A quick refresher: As part of a legislative mega-deal in March, the state Legislature and Gov. Andrew Cuomo began the process of amending the state Constitution to allow for up to 7 casinos statewide. In order to change the state constitution, however, a bill must be passed by consecutively seated Legislatures and approved by a vote of the public.
The anti-gambling group — the Coalition Against Gambling in New York — will meet with lawmakers Monday and Tuesday to present a series of position papers on the issue, according to Joel Rose, the group’s chairman.
The timing of the group’s Albany rollout is a bit strange, considering the current Legislature has already passed the amendment and a new one will be seated for 2013. But Rose said the group organized as quickly as it could, and that a majority of incumbent lawmakers will be returning next year, in all likelihood.
“We feel that it’s not too soon to begin laying the groundwork for a fight next year,” Rose said. “Most of the legislators who are here now will be back then, and we’ll be talking to people who are candidates, also. This is not going to be the end of our efforts; this is really the beginning of our efforts on this amendment.”

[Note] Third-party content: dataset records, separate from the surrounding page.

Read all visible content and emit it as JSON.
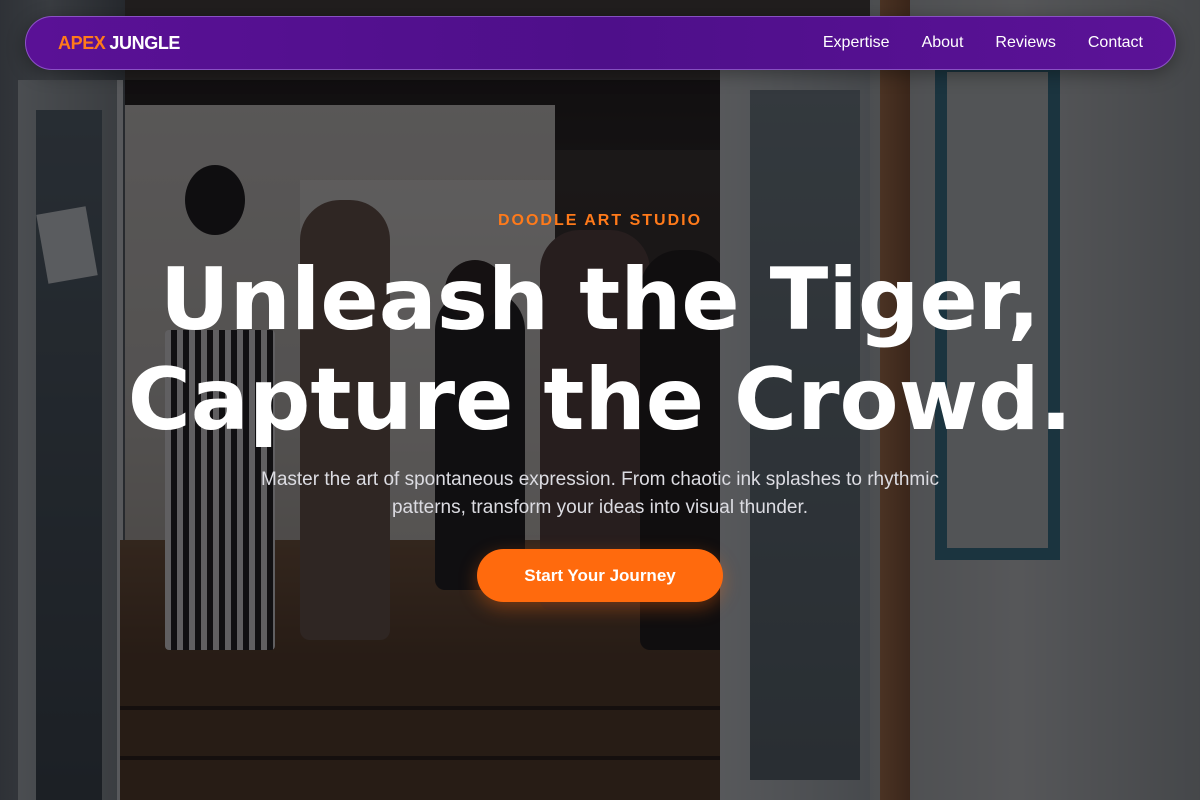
{
  "brand": {
    "name_part1": "APEX",
    "name_part2": "JUNGLE",
    "accent_color": "#ff7a1a",
    "nav_color": "#5a1196"
  },
  "nav": {
    "items": [
      {
        "label": "Expertise"
      },
      {
        "label": "About"
      },
      {
        "label": "Reviews"
      },
      {
        "label": "Contact"
      }
    ]
  },
  "hero": {
    "eyebrow": "DOODLE ART STUDIO",
    "headline_line1": "Unleash the Tiger,",
    "headline_line2": "Capture the Crowd.",
    "subtext": "Master the art of spontaneous expression. From chaotic ink splashes to rhythmic patterns, transform your ideas into visual thunder.",
    "cta_label": "Start Your Journey",
    "cta_color": "#ff6a0d"
  }
}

Rose said passing the amendment and allowing seven casinos (aside from the pre-existing American Indian casinos and non-table-game venues at horseracing tracks) would be a slippery slope.
“Even if this amendment passes and we have seven additional casinos, I don’t know why anybody would think it will stop there,” Rose said. “There’s all that untapped revenue from Internet gambling, so you can have casino gambling in your home 24/7 and lose your house while you’re still in it.”